Sur les conclusions à fin d’injonction :
5. Aux termes de l’article L. 911-1 du code de justice administrative : « Lorsque sa décision implique nécessairement qu’une personne morale de droit public ou un organisme de droit privé chargé de la gestion d’un service public prenne une mesure d’exécution dans un sens déterminé, la juridiction, saisie de conclusions en ce sens, prescrit, par la même décision, cette mesure assortie, le cas échéant, d’un délai d’exécution. () ». Aux termes de l’article L. 911-2 du même code : « Lorsque sa décision implique nécessairement qu’une personne morale de droit public ou un organisme de droit privé chargé de la gestion d’un service public prenne à nouveau une décision après une nouvelle instruction, la juridiction, saisie de conclusions en ce sens, prescrit, par la même décision juridictionnelle, que cette nouvelle décision doit intervenir dans un délai déterminé. () ».
6. Eu égard au motif d’annulation retenu, le présent jugement implique seulement, pour son exécution, que la demande de M. B soit réexaminée.

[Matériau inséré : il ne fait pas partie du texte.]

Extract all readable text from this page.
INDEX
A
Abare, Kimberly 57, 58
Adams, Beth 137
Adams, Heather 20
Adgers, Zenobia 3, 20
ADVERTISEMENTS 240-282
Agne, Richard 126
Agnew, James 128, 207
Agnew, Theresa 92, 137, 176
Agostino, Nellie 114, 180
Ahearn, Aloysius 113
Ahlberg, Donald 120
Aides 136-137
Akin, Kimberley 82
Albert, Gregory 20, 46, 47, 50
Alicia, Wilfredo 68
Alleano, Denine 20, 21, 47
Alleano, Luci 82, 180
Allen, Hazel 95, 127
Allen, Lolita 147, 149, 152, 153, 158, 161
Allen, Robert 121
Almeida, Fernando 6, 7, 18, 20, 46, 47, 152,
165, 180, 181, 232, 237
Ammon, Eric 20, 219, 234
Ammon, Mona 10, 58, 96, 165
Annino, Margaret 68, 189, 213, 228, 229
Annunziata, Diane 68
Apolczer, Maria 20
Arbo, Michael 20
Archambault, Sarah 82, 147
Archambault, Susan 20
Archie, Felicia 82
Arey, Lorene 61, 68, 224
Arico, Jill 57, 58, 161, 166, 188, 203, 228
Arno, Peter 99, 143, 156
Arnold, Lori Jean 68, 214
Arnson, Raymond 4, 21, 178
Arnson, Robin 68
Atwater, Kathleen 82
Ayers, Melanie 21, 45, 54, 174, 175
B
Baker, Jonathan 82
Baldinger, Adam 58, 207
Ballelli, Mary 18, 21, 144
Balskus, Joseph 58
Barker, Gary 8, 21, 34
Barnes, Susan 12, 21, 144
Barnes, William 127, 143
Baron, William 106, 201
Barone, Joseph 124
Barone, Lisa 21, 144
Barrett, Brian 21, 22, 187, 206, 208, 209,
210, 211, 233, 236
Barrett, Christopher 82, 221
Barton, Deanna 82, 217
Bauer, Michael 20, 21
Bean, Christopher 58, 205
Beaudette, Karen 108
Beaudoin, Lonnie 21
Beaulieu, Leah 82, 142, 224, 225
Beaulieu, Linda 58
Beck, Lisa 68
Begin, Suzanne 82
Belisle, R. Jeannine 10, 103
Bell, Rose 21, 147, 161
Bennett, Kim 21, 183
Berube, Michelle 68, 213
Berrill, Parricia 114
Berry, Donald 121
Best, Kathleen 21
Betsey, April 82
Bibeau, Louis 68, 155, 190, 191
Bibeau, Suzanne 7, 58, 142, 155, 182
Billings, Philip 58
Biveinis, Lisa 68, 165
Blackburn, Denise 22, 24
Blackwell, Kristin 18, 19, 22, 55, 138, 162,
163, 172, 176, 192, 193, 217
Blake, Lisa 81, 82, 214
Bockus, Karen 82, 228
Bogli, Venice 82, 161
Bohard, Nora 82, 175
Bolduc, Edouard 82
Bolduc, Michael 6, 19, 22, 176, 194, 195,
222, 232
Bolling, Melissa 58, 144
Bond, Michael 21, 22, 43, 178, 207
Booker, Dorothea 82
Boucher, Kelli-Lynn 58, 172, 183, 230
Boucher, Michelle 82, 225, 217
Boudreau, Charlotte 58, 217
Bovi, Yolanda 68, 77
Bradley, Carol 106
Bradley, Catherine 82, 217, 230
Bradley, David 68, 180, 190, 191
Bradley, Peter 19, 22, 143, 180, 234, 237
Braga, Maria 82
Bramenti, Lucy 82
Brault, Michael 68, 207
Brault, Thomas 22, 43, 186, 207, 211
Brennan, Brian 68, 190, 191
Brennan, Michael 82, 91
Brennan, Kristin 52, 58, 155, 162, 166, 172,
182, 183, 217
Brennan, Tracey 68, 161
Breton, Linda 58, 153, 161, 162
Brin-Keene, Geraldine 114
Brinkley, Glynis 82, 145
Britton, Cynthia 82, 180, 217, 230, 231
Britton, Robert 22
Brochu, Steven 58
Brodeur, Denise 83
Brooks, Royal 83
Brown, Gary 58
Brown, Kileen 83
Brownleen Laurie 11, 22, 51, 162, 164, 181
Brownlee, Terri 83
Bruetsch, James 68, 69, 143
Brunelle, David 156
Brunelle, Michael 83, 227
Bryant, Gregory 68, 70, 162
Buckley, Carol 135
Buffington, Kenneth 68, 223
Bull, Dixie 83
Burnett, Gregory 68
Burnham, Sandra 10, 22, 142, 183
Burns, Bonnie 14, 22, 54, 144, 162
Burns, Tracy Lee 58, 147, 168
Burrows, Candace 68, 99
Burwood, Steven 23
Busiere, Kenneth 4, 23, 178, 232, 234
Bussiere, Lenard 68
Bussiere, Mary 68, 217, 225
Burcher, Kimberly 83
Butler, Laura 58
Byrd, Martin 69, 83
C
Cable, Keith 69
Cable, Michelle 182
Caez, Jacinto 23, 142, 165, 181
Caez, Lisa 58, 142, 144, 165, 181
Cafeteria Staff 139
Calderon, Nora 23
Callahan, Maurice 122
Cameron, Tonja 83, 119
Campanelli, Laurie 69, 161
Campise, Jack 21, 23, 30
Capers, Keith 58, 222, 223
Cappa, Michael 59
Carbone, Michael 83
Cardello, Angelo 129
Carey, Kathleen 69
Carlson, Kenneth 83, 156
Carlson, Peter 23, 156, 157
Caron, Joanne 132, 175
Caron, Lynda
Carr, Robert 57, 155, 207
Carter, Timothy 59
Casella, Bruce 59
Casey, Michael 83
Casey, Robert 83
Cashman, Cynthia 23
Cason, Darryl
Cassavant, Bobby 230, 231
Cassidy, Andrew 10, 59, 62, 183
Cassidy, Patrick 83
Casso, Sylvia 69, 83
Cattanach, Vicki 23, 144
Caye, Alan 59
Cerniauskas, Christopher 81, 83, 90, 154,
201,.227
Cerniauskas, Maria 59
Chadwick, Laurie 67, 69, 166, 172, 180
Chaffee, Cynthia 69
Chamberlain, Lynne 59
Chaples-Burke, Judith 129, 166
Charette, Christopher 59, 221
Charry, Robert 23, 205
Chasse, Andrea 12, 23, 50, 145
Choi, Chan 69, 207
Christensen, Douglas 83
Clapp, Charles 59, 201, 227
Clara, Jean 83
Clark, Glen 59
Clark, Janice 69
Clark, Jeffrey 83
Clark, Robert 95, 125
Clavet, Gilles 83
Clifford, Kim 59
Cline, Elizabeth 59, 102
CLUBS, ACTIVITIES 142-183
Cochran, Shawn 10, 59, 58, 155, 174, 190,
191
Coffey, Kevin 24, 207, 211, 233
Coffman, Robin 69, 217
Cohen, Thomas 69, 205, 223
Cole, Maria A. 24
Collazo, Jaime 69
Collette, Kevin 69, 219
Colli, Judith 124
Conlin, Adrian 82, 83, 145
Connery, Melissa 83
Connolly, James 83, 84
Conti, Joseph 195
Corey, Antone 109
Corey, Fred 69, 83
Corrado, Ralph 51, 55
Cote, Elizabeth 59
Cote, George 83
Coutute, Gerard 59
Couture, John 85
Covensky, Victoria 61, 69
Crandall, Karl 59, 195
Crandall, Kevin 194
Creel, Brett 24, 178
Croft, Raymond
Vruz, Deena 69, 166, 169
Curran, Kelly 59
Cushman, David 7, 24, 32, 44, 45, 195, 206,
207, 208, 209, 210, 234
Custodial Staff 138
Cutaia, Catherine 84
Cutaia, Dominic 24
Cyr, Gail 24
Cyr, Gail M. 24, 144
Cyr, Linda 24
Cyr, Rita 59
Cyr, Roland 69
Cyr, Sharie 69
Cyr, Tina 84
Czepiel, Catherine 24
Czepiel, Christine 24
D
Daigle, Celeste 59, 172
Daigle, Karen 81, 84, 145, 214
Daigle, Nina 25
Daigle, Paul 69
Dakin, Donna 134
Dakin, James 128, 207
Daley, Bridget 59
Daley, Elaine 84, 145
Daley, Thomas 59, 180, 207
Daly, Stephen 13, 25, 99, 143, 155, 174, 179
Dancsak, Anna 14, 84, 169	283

Il y a lieu d’enjoindre à la préfète du Rhône de procéder à ce réexamen et de prendre une nouvelle décision dans un délai de deux mois à compter de la notification du présent jugement.
D E C I D E :
Article 1er : La décision du 10 octobre 2023 de la préfète du Rhône est annulée.
Article 2 : Il est enjoint à la préfète du Rhône de procéder au réexamen de la demande de M. B et de prendre une nouvelle décision dans un délai de deux mois à compter de la notification du présent jugement.
Article 3 : Le présent jugement sera notifié à M. A B et à la préfète du Rhône.
Délibéré après l’audience du 15 novembre 2024, à laquelle siégeaient :
Mme Vaccaro-Planchet, présidente,
Mme Leravat, première conseillère,
Mme de Tonnac, conseillère.
Rendu public par mise à disposition au greffe le 2 décembre 2024.
La rapporteure,
A. de Tonnac
La présidente,
V. Vaccaro-Planchet
La greffière,
S. Rolland
La République mande et ordonne à la préfète du Rhône en ce qui la concerne ou à tous commissaires de justice à ce requis en ce qui concerne les voies de droit commun contre les parties privées, de pourvoir à l’exécution de la présente décision.